Plusieurs modifications du régime applicable sont intervenues, notamment le transfert du préfet au maire de la compétence pour délivrer l’autorisation de changement d’usage ([68]), et l’intégration dans son champ des locations de courte durée de locaux meublés lors de la loi du 23 mars 2014 pour l’accès au logement et un urbanisme rénové (Alur), qui précise que « le fait de louer un local meublé destiné à l’habitation de manière répétée pour de courtes durées à une clientèle de passage qui n’y élit pas domicile constitue un changement d’usage » ([69]).
Les dispositions ont pour effet de soumettre par principe à autorisation préalable tout changement d’usage d’un local affecté à l’habitation en fonction des caractéristiques des communes ([70]) :
– de droit dans les communes comptant plus de 200 000 habitants ou situées dans les Hauts-de-Seine, la Seine-Saint-Denis, ou le Val-de-Marne ;
– sur délibération de l’organe délibérant, dans les communes situées dans une « zone tendue » au sens de la liste fixée par le décret mentionné au I de l’article 232 du code général des impôts ([71]), qui renvoie à deux types de tension ([72]), dont celle qui résulte de la « secondarisation » du parc résidentiel et a justifié l’adaptation du décret « zones tendues » du 25 août 2023 ([73]) :
« 1° Dans les communes appartenant à une zone d’urbanisation continue de plus de 50 000 habitants où il existe un déséquilibre marqué entre l’offre et la demande de logements entraînant des difficultés sérieuses d’accès au logement sur l’ensemble du parc résidentiel existant, qui se caractérisent notamment par le niveau élevé des loyers, le niveau élevé des prix d’acquisition des logements anciens ou le nombre élevé de demandes de logement par rapport au nombre d’emménagements annuels dans le parc locatif social ;
« 2° Dans les communes ne respectant pas les conditions prévues au 1° et où il existe un déséquilibre marqué entre l’offre et la demande de logements entraînant des difficultés sérieuses d’accès au logement sur l’ensemble du parc résidentiel existant, qui se caractérisent notamment par le niveau élevé des loyers, le niveau élevé des prix d’acquisition des logements anciens ou la proportion élevée de logements affectés à l’habitation autres que ceux affectés à l’habitation principale par rapport au nombre total de logements. » ;
– sur décision du préfet après proposition du maire, qui la motive au moyen d’études territoriales, dans toutes les autres communes.

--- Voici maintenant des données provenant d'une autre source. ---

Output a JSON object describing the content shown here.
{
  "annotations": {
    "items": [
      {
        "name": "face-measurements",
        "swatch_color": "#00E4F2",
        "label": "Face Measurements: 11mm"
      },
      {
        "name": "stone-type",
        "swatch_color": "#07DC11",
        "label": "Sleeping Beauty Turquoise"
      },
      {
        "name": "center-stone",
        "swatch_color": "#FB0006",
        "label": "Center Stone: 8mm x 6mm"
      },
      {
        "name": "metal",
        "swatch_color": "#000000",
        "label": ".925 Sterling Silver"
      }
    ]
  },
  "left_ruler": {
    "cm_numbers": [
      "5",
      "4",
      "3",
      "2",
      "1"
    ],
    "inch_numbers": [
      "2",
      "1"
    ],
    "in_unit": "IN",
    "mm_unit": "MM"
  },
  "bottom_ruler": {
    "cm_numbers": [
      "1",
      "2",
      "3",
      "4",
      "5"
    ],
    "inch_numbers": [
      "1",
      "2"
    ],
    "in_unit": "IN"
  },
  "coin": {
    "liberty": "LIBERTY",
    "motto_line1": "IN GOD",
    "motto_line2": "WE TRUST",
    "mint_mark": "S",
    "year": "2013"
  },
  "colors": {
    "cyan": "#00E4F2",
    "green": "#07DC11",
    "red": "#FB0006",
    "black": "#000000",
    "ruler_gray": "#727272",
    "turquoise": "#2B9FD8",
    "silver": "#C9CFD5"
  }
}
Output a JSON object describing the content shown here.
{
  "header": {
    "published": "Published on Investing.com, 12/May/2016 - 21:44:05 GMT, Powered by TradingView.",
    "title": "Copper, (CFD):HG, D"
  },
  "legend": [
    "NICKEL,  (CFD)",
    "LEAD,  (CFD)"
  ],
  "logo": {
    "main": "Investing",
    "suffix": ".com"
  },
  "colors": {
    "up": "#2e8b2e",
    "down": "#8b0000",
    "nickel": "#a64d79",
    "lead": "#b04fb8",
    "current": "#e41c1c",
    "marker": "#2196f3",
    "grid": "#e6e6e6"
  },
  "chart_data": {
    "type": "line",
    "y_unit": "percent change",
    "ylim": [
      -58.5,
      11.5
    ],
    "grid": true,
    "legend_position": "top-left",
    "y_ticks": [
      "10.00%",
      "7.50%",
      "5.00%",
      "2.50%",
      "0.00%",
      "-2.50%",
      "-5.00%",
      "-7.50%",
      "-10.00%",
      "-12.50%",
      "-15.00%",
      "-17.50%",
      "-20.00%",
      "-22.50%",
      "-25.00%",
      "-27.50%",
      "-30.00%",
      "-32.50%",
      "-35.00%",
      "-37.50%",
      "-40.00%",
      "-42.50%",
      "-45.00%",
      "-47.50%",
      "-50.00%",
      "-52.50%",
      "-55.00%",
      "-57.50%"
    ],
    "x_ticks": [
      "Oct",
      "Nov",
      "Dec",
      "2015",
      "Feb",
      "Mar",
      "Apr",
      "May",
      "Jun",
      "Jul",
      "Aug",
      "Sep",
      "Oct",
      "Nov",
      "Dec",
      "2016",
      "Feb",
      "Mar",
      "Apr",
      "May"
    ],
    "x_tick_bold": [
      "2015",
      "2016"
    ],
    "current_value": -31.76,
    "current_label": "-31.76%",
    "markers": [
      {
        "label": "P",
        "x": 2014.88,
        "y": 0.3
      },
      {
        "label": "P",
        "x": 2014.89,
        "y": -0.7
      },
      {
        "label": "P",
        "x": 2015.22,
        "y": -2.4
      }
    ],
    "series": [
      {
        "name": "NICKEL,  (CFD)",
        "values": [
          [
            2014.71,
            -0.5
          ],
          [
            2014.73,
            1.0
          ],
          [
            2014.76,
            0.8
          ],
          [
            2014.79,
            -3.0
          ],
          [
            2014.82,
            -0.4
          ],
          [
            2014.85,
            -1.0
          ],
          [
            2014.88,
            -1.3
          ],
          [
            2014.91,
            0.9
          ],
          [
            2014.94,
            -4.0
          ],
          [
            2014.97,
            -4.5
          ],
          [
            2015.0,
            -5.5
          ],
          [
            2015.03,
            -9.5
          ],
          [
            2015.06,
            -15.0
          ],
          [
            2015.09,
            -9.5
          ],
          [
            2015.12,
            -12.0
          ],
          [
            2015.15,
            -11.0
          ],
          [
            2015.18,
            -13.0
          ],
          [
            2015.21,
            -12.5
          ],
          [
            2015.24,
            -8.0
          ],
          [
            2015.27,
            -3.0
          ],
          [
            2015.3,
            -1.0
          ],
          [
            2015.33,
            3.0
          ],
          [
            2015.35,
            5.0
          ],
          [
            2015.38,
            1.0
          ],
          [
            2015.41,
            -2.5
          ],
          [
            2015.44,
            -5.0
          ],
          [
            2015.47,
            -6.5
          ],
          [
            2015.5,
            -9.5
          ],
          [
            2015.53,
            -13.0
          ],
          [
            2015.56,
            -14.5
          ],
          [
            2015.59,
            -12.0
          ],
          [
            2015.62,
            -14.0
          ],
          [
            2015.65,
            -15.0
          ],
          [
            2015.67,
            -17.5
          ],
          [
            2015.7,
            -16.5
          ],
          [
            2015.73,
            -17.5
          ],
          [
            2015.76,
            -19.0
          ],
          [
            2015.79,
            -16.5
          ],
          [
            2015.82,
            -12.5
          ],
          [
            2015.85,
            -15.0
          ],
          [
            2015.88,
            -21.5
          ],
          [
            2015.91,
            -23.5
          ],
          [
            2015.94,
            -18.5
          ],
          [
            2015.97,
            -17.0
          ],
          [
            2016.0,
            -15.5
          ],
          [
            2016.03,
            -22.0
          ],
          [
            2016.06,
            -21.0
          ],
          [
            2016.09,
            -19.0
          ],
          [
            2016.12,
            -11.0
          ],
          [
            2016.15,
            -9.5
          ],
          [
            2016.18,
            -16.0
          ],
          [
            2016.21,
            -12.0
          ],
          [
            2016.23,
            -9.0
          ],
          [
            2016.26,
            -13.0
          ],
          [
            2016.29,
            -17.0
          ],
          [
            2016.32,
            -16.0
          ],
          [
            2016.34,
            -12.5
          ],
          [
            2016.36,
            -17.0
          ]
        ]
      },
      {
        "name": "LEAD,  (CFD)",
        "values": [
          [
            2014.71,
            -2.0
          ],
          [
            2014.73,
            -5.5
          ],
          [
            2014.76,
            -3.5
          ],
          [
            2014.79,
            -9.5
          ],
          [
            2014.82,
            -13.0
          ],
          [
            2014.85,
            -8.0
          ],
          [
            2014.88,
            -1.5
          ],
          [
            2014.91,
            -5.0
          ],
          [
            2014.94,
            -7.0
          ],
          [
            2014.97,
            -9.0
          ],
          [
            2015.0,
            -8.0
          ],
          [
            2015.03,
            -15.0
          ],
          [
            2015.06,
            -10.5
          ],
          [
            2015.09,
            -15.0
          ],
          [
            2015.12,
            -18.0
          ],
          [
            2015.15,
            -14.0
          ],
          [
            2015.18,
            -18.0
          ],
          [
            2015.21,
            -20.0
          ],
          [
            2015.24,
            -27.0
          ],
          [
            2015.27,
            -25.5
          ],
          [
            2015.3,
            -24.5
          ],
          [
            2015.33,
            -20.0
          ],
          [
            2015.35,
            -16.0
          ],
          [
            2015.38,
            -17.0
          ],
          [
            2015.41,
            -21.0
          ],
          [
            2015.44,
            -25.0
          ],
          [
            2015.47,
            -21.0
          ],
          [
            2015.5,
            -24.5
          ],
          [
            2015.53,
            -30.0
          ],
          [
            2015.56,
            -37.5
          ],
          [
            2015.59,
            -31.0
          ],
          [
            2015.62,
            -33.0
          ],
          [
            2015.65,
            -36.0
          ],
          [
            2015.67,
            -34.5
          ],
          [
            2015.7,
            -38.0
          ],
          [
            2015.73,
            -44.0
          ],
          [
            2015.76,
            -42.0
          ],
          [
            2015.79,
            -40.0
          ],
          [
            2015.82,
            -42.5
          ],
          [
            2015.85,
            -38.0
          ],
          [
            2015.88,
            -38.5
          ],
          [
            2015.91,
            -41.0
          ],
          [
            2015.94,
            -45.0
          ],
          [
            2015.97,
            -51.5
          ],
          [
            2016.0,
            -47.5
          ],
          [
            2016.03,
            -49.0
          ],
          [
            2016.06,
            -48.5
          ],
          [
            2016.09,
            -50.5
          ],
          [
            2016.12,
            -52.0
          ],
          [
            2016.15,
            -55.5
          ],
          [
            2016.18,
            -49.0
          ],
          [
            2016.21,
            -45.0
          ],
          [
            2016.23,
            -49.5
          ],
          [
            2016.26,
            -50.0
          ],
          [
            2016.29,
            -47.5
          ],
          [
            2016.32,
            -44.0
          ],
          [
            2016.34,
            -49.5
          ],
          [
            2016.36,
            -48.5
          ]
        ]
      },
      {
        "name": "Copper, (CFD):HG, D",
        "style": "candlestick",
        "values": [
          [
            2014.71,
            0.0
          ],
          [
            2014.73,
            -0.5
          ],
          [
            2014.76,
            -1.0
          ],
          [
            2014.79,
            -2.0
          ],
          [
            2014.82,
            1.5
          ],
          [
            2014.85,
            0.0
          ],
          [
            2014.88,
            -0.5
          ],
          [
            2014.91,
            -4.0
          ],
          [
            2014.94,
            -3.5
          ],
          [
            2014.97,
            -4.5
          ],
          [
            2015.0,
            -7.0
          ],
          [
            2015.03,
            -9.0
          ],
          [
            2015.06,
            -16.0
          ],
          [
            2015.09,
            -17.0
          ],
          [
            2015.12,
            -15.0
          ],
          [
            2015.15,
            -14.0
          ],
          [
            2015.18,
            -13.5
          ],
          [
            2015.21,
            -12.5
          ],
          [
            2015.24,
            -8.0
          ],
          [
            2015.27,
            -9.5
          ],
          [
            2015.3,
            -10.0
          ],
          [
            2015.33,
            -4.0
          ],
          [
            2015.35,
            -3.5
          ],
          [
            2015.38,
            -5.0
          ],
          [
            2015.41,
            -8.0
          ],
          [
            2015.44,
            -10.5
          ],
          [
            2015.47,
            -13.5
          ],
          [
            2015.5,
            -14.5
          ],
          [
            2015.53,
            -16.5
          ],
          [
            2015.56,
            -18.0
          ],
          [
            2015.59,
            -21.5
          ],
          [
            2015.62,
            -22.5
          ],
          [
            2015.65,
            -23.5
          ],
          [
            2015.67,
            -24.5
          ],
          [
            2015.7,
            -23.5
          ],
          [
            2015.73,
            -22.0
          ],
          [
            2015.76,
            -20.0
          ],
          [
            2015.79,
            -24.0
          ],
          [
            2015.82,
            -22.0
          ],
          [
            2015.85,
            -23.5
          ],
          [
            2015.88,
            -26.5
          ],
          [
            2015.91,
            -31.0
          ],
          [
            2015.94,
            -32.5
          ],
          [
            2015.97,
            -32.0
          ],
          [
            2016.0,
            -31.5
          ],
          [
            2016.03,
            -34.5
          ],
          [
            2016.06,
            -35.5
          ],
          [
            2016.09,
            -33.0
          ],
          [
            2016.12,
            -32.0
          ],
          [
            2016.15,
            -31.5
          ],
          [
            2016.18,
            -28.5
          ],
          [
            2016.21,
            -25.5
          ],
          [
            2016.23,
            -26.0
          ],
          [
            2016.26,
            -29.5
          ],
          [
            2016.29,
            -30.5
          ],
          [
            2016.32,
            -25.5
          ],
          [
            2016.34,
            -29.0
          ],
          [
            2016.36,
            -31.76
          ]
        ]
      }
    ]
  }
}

Le changement d’usage est une notion spécifique au droit de l’habitation ([74]), dont l’appréhension est précisée par les autres dispositions de l’article L. 631-7 :
– constituent des locaux destinés à l’habitation toutes catégories de logements et leurs annexes, y compris les logements foyers, logements de gardien, chambres de service, logements de fonction, logements inclus dans un bail commercial, locaux meublés donnés en location ;
– un local est réputé à usage d’habitation s’il était affecté à cet usage au 1er janvier 1970. Cette affectation peut être établie par tout mode de preuve. Les locaux construits ou faisant l’objet de travaux ayant pour conséquence d’en changer la destination postérieurement au 1er janvier 1970 sont réputés avoir l’usage pour lequel la construction ou les travaux sont autorisés. Cette disposition pose en l’état un certain nombre de problèmes d’ordre contentieux ;
– cependant, quand une autorisation administrative subordonnée à une compensation a été accordée après le 1er janvier 1970 pour changer l’usage d’un local, le local autorisé à changer d’usage et le local ayant servi de compensation sont réputés avoir l’usage résultant de l’autorisation ;
– sont frappés de nullité de plein droit tous accords ou conventions conclus en violation de cet article.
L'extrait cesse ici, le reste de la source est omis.